Calderon nous disait : « La vie est un songe ». Ionesco termine : « Et la mort est une réalité ». Même si nous en refoulons tous furieusement l’idée, vivant comme des immortels, clowns dérisoires.
Une pièce sur l’extinction. Au delà de l’extinction d’un être, fusse-t-il le point focus de tout l’univers, ce que nous sommes tous, c’est une pièce sur l’extinction. L’extinction généralisée. Gramblanc nous accompagne donc vers les ténèbres, le Gramdnoir. La pièce est d’ailleurs peut-être plus actuelle à notre époque qu’à celle de Ionesco. Toutes les références textuelles explicites à la destruction des rivières, la disparition des forêts, jusqu’à l’effondrement des montagnes elles-mêmes… Extinction d’une civilisation européenne aussi, qui n’en finit plus d’agoniser et de se rétracter comme un trou noir. Il n’y a guère que l’amour que l’auteur fait survivre, mais il ne sert à rien.

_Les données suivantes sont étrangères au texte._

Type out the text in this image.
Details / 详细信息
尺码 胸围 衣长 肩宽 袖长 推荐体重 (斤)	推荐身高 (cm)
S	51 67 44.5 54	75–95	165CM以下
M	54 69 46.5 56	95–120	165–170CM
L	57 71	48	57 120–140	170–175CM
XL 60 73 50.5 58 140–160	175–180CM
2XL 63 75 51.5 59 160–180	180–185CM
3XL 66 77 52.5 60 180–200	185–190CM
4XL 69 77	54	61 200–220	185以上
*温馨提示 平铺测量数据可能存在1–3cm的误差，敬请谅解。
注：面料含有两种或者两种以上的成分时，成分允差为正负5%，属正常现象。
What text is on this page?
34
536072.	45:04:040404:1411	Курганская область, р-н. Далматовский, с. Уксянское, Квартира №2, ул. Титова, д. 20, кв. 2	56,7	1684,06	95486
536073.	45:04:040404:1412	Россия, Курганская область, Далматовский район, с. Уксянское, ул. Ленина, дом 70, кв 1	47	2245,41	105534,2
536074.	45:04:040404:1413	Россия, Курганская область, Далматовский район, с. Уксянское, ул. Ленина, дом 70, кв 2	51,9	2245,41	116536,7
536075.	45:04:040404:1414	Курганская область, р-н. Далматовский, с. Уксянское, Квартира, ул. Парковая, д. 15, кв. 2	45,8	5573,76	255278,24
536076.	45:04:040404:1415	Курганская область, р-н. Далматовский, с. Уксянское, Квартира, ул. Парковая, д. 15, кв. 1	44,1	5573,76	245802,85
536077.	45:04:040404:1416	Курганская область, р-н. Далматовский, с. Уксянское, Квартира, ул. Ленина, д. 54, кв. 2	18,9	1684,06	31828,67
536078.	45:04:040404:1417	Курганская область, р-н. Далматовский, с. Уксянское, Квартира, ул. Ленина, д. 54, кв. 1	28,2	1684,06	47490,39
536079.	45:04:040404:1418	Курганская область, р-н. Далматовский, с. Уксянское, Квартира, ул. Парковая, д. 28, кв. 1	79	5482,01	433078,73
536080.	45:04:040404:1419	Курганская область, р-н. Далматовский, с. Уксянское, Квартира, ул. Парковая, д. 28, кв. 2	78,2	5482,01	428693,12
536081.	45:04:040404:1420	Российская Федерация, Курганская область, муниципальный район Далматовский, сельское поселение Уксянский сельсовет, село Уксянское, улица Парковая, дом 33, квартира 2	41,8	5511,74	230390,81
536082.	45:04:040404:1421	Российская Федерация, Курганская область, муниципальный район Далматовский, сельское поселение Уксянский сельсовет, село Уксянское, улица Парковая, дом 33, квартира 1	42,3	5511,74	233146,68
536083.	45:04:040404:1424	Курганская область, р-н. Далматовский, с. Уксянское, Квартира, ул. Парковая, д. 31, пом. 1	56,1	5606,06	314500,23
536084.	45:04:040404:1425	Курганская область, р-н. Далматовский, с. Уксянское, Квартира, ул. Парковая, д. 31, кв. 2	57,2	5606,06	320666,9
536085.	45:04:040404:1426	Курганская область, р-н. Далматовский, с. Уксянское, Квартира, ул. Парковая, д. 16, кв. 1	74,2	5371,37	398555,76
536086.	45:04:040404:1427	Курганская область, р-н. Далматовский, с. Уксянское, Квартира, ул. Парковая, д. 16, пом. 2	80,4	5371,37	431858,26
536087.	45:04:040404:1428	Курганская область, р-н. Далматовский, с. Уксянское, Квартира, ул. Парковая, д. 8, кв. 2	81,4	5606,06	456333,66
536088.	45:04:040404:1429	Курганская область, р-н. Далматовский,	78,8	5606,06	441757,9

Au centre de cette piste aux étoiles mortes il y a Bérenger 1er, ou Gramblanc, ou Jean Lambert-Wild. Choisissez. Pas de jeu clownesque, grandiloquent ou d’une exubérance burlesque. Tout est dans la retenue, la nuance, l’intériorité. Une précision du geste chorégraphié fascinante et hypnotique. Sous de petits gestes, comme un recroquevillement, une maladresse hésitante en approchant l’abîme. Magnifique prélude silencieux, où l’homme marche suivi de l’ombre indétachable de sa mort. Final déchirant d’un corps suspendu entre ciel et terre, où chaque partie, membre, se détache, meurt, comme les membres d’une marionnette dont on couperait les fils un à un. Une force d’émotion toujours juste à laquelle on s’identifie avec beaucoup de douleur. C’est l’approche de notre mort qu’il nous fait vivre ce Paillasse. L’acteur trouve en lui les notes de l’enfance comme de la vieillardise, et toute la mauvaise fois des mauvais perdants que nous sommes quand c’est notre vie qu’il s’agit de perdre. Un grand numéro de tragédie intime.

Il y a certes quelques longueurs rajoutées, des improvisations avec le public dispensables, des accessoires accessoires, qui étirent inutilement le temps là où il devrait se rétracter et se hâter à mesure que s’approche le terme fatal. Quinze minutes peut être qui font sentir le temps long, alors qu’il devrait s’échapper et filer entre nos doigts comme un fluide précieux. Une abondance d’ajouts, contradictoire avec ce chemin de croix, presque christique, vers la disparition.
Qu’importe cette mise en scène du » Roi se meurt » par Lambert-Wild et sa troupe de la Coopérative 326 n’en est pas moins poignante et superbe, à voir donc absolument.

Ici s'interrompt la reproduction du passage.